The American Women’s Association of Hong Kong (AWA) is open to all women in Hong Kong, regardless of nationality. The Association organizes educational, philanthropic and social activities for its members to get involved in and holds an annual fundraising charity bazaar in early November. Their weekly CHAT coffee in Central is open to members and non-members alike.
Those looking for LGBTQI+ communities and groups to join can explore the following:
Hong Kong LGBT+ Attorneys (HKGALA)
With more than 800 members, HKGALA aims to promote LGBT+ inclusion in the legal profession and increase awareness of LGBT+ legal issues in Hong Kong and abroad.
The Harmonics Choir
Music lovers can check out The Harmonics, a choir that welcomes LGBT and LGBT-friendly singers.
This nonprofit aims to facilitate unity and cooperation in Hong Kong’s LGBT+ community and to engage allies and the public through community engagement and education. Their professional events include a monthly networking event and a mentorship program with the Queer Straight Alliance, Hong Kong’s largest network of LGBTQI+ university students, staff and allies.
Out in Hong Kong
Fitness lovers can join Out in Hong Kong’s many sports, health and outdoor-themed activities.
Tongzhi Literary Group
Writers and non-writers can mingle and share their work at Tongzhi Literary Group events. Both Cantonese and English writers are welcome.
Major LGBTQI+ events in Hong Kong include:
The Hong Kong Pride Parade has grown year on year since 2008 and is now a firmly entrenched annual event celebrating diversity and LGBT rights in a positive, happy way.
Hong Kong Lesbian and Gay Film Festival
Now in its 31st year, the HKLGFF is Asia’s longest running lesbian and gay film festival.
A weeklong series organized by the Pink Alliance and billed as “Asia’s Premier LGBT+ Festival.”
A family-friendly outdoor festival featuring food, music, and a “community zone” spotlighting organizations serving the LGBTQ+ community in Hong Kong.
Places of Worship
If you are religious, finding a place to worship will be a top priority.
Joining a spiritual community is also a good way to make new friends and meet like-minded people. Religious freedom is guaranteed in Hong Kong’s constitution, so you will find a place for every faith here.

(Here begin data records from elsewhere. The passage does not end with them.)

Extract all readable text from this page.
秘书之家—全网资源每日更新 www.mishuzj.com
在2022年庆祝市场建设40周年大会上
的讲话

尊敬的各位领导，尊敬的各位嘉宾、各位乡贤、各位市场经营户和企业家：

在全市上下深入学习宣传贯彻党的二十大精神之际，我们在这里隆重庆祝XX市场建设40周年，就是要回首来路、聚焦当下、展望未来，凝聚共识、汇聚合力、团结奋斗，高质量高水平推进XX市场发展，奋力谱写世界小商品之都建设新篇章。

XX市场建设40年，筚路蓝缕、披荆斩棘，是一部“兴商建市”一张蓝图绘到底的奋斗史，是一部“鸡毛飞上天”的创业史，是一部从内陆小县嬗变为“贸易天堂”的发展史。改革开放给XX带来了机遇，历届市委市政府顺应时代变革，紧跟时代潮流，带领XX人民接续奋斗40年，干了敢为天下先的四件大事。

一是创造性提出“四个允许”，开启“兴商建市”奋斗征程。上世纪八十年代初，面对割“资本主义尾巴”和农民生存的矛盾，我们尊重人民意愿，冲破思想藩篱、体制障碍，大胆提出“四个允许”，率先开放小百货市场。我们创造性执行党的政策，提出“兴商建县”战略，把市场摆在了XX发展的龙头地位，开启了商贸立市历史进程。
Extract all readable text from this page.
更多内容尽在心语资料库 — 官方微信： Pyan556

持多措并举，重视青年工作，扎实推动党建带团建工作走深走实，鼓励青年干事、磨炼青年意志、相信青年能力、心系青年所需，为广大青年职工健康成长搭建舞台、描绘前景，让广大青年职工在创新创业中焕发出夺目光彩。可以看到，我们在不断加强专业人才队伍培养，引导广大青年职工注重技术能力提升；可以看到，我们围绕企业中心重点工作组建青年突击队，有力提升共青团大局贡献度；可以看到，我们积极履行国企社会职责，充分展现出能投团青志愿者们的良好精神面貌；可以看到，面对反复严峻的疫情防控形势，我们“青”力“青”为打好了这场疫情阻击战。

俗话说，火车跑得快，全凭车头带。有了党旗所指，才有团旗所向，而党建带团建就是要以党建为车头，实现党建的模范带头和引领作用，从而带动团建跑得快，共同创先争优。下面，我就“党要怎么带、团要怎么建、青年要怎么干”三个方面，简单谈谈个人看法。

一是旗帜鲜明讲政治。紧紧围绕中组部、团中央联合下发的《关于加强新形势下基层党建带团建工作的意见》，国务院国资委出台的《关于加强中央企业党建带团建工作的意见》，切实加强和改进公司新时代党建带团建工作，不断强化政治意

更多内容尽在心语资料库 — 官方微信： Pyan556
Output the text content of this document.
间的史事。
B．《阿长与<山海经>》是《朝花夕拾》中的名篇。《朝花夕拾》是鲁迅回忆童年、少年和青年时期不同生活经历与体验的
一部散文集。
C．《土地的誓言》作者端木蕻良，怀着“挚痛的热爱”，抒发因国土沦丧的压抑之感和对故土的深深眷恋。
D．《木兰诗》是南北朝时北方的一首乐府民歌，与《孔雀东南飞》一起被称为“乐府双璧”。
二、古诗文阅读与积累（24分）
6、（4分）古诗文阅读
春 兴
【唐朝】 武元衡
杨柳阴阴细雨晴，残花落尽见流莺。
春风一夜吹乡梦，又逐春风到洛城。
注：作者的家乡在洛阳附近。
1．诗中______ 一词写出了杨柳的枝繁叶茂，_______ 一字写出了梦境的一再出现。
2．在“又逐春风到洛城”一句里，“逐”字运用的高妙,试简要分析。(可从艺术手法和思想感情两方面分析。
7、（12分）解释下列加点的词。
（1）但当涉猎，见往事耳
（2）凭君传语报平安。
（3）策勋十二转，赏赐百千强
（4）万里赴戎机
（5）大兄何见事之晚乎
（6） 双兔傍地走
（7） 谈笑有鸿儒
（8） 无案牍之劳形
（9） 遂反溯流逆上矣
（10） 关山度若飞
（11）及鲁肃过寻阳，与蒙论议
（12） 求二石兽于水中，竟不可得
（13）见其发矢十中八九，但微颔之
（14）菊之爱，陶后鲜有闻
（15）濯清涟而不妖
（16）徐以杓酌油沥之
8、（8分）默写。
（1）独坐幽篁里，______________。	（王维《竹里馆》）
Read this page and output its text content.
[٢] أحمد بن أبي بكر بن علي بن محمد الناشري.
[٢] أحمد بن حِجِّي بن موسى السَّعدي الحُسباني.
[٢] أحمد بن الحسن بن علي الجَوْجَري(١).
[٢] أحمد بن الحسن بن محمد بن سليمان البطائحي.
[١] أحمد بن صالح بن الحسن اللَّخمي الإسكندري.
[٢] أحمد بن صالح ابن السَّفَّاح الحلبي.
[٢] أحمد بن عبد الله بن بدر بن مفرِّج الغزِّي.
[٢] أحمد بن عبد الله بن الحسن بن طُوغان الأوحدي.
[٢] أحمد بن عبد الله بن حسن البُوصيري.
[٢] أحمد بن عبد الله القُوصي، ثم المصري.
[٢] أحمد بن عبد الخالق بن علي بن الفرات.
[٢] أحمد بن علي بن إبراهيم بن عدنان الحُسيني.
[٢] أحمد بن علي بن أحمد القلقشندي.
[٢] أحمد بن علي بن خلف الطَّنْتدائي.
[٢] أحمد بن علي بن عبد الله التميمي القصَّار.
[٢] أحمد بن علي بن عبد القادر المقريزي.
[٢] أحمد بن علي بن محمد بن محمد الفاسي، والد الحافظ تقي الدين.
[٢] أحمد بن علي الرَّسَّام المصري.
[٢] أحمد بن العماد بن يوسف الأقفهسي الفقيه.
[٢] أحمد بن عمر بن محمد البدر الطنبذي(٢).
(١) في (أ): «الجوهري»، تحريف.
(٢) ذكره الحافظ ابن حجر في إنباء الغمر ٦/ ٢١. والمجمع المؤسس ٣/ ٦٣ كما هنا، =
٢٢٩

There are many Roman Catholic and Protestant churches throughout Hong Kong. For a list of Roman Catholic Churches, visit the website of the Catholic Diocese of Hong Kong.
The Church of Jesus Christ of Latter Day Saints has a temple in Kowloon Tong.
Temples and Monasteries
As you might expect, Buddhist and Taoist temples and monasteries are numerous and can be found in every part of Hong Kong. There are two Hindu temples, one located in Happy Valley and one in Tsim Sha Tsui, and a Sikh temple in Wan Chai.
There are three main mosques, one in Kowloon and two on Hong Kong Island. The Kowloon Mosque and Islamic Center, Hong Kong’s largest mosque building, can accommodate up to 3,000 people at a time. It is located on Nathan Road in Tsim Sha Tsui. The Islamic Union website has more information.
More information on religion in Hong Kong and places of worship is provided in Good to Know > About Hong Kong > People, Religion and Customs.
Cantonese, the most widely spoken dialect in Hong Kong, is integral to Hongkongers’ cultural identity.
Not to be confused with four-toned Mandarin Chinese, aka Putonghua (which literally translates to “common language”), the heavily slang-based Cantonese with its six tones is notoriously difficult for foreigners to learn; a word pronounced in the incorrect tone takes on an entirely different meaning.
While it is unlikely that you will ever master the dialect completely, a few key phrases are all you need to get around with ease in Hong Kong. Locals will be pleased at your efforts and will be very helpful.